C’est l’une des principales doléances posées par les propriétaires des bars, motels, hôtels, restaurants et boîtes de nuit, à l’occasion de leur rencontre avec le colonel Mamadi Doumbouya, président du comité national du rassemblement pour le développement (CNRD). Rencontre tenue hier, mercredi, dans le cadre des concertations nationales engagées par la junte militaire qui dirige la Guinée.

Les tenanciers des lieux de loisir ont tous sollicité la levée ou au moins l’allègement du couvre-feu nocturne, instauré par l’ancien régime, dans le cadre de la lutte contre la pandémie de Covid-19. Et le colonel Mamadi Doumbouya a accédé à cette demande, en allégeant le couvre-feu. Au lieu de 22h, cette mesure commence maintenant à 00h et s’étend jusqu’à 4h du matin.

Le CNRD justifie ce réaménagement par le recul de la pandémie de Covid-19, qui se traduit par la baisse du nombre de contaminations, la baisse du nombre de décès et du taux d’occupation des lits. « Face à cette situation, les mesures d’urgence sanitaire ont été révisées, en concertation avec l’agence nationale de sécurité sanitaire, le conseil scientifique et le ministère de la santé, comme suit :

Le couvre-feu est allégé de 00h à 4h du matin.

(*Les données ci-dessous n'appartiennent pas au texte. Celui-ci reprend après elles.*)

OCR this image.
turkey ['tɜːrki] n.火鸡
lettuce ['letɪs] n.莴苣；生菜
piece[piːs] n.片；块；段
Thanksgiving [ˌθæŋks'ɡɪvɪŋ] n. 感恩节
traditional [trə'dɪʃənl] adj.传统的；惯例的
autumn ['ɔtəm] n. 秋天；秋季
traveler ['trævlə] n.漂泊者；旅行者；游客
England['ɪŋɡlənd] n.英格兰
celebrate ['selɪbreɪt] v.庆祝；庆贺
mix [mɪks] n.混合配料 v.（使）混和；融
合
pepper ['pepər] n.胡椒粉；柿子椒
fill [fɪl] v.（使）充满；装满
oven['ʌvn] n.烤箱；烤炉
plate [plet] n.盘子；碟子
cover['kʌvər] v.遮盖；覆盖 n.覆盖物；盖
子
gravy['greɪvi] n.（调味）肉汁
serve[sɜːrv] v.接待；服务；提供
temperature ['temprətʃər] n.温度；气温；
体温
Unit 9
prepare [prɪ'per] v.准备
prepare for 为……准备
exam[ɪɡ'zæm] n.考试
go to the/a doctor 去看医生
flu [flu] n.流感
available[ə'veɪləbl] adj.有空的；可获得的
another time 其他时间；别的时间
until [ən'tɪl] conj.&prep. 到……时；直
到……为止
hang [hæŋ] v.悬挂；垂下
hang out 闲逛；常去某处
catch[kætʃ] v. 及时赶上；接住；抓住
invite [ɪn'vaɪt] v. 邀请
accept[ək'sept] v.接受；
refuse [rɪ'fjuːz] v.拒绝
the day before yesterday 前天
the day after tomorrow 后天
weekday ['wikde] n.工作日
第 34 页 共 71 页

Les mesures barrières sanitaires (port des bavettes, lavage des mains, distanciation physique) sont maintenues. Les regroupements et les manifestations de masse, sont subordonnés à la mise en place d’un dispositif du port des bavettes, de contrôle de l’état vaccinal. Le transport des corps de Conakry pour l’intérieur du pays est placé sous la responsabilité de la Croix-Rouge guinéenne.

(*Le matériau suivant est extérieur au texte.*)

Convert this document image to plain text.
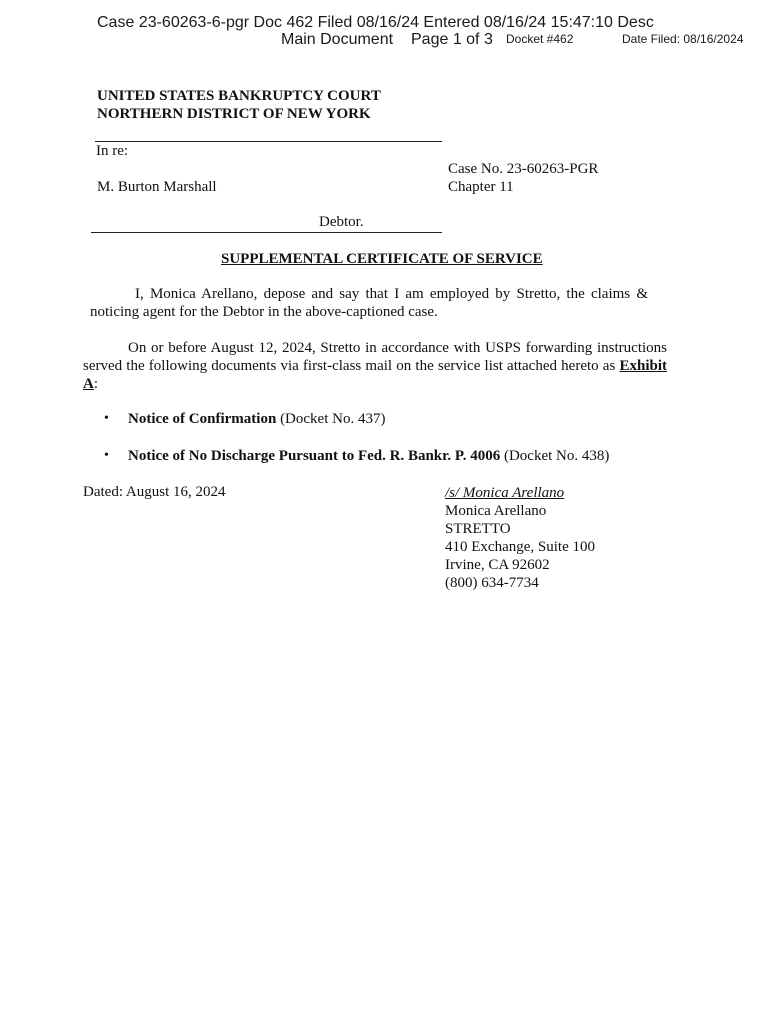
Case 23-60263-6-pgr Doc 462 Filed 08/16/24 Entered 08/16/24 15:47:10 Desc
Main Document Page 1 of 3 Docket #462	Date Filed: 08/16/2024
UNITED STATES BANKRUPTCY COURT
NORTHERN DISTRICT OF NEW YORK
In re:
Case No. 23-60263-PGR
Chapter 11
M. Burton Marshall
Debtor.
SUPPLEMENTAL CERTIFICATE OF SERVICE
I, Monica Arellano, depose and say that I am employed by Stretto, the claims & noticing agent for the Debtor in the above-captioned case.
On or before August 12, 2024, Stretto in accordance with USPS forwarding instructions served the following documents via first-class mail on the service list attached hereto as Exhibit A:
• Notice of Confirmation (Docket No. 437)
• Notice of No Discharge Pursuant to Fed. R. Bankr. P. 4006 (Docket No. 438)
Dated: August 16, 2024	/s/ Monica Arellano
Monica Arellano
STRETTO
410 Exchange, Suite 100
Irvine, CA 92602
(800) 634-7734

Le contrôle sanitaire dans les points d’entrée et de sortie reste maintenu. Le test PCR pour les passagers se rendant à l’extérieur du pays reste en vigueur, conformément aux orientations de l’organisation ouest-africaine de la santé et du règlement sanitaire international. L’accès aux lieux publics : départements ministériels, centres culturels, hôtels, motels, etc. et les voyages interurbains sont subordonnés à la présentation d’un pass vaccinal ou un test PCR ou TDR négatif d’une validité de 5 jours », a annoncé le CNRD.

Les autorités guinéennes précisent que ces mesures entrent en vigueur à compter du 27 septembre 2021 et préviennent que « tout manquement ou non-respect des présentes mesures fera l’objet de sanctions disciplinaires, allant de la verbalisation, l’interdiction voire la fermeture du centre ou lieu de l’événement su cité ».